There’s a school of film-making thought that argues that suspense beats surprise every time. One of the best known explanations came from Alfred Hitchcock talking about a hypothetical bomb under a table. (You can read the whole thing here.) Essentially, an audience gets suspense when they see the bag get left under the table, see the clock on the wall and then see the couple sit at the table and talk. If they don’t see the bomb get planted, they – and the couple – get a surprise. Apologies if explaining the simple mechanics of suspense has spoiled a number of films.
Life does not, however, take place at the movies. If working life does indeed have people called ‘Directors’, they don’t sit in chairs with megaphones shouting ‘Action’ or ‘Cut’. When did you last get offered a second take? Or get told that something can always be sorted out in the edit?
Real life does contain surprises. And a handy slogan like “Be prepared” can only fully protect us from the previously imaginable. Which is perhaps one reason to ask ourselves “What If?” on a regular basis. But shouldn’t we be asking ourselves exactly what we have against surprises? As long ago as 1859 in her Notes on Nursing (still in print today), Florence Nightingale advised us that:
Apprehension, uncertainty, waiting, expectation, fear of strong>surprise, do a patient more harm than any exertion”
Surprises certainly sound like something that Jane Austen, or her Emma character Mr Knightley, could have tried being less dismissive of forty-four years earlier:
Surprises are foolish things. The pleasure is not enhanced and the inconvenience is often considerable.”

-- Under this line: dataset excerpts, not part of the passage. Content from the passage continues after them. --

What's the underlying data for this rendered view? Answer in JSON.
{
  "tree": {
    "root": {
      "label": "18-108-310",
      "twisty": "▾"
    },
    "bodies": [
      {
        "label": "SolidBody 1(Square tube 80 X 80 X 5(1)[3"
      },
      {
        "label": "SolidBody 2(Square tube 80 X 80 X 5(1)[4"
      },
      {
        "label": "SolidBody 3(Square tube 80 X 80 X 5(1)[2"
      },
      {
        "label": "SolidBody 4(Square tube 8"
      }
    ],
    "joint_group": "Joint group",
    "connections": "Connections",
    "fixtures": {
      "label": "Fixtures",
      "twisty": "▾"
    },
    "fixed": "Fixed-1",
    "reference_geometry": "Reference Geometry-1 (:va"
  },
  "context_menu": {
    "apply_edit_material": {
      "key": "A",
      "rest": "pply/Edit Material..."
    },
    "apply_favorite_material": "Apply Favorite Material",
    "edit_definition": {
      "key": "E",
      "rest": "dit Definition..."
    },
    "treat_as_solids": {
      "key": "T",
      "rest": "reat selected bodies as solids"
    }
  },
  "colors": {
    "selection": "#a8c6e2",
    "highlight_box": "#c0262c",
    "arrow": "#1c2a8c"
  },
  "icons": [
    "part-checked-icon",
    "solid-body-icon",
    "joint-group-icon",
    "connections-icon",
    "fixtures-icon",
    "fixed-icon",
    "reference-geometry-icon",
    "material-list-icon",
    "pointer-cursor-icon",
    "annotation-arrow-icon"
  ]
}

But life is not a nineteenth century comedy of social manners any more than it’s a movie. Surprises happen. So why the urge to impose normality when a surprise disrupts it? It’s a question that Soren Kaplan poses in his blog posting, 4 Breakthrough Leadership Strategies for 2013:
Strategy #4: Savor Surprise – The unexpected is a natural part of innovation. And in today’s 2013 environment, uncertainty has never been greater. When unanticipated things occur, rather than fight them, see what they’re saying. The stronger our reaction – either positive or negative – the stronger our assumptions are likely being challenged or reinforced. Scott Cook, Founder of Intuit, credits this unusual mantra as one of the pillars of his company’s long-term success. Ask yourself: What surprises have we experienced that influenced where we are today? What can we do to remain open to the power of surprise when it occurs rather than resist it?”
There are other questions we might ask ourselves. Are we resisting the impact of surprises because they loosen our sense of control? What is our resistance achieving? That the ideas they suggest are not ours, even if they are worth paying attention to? Because we feel foolish at not forseeing them? (You might remember HM The Queen’s question to LSE Professors about the financial crisis.)

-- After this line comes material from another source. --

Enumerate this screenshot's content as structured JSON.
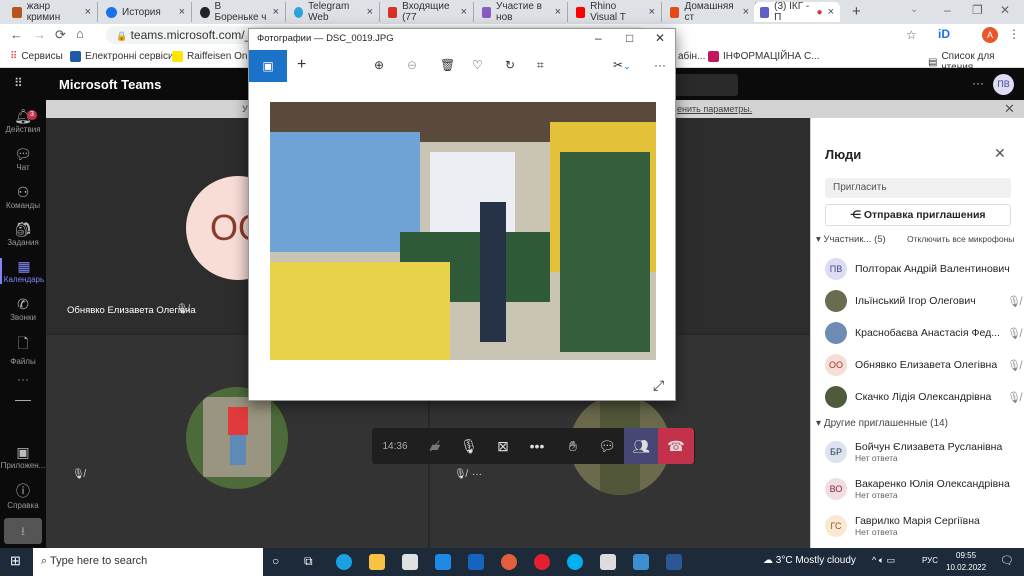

What are we doing about accepting that we live and work in more uncertain and volatile times? Which assumptions are we holding to when they might be past their sell-by-dates? Are we unlocking our potential to innovate by adapting to tomorrow, or trying to sustain today?
Are we directing organisations, or the idealised movie versions that we’d like to see? Are we listening to Scott Cook and Florence Nightingale or to Jane Austen?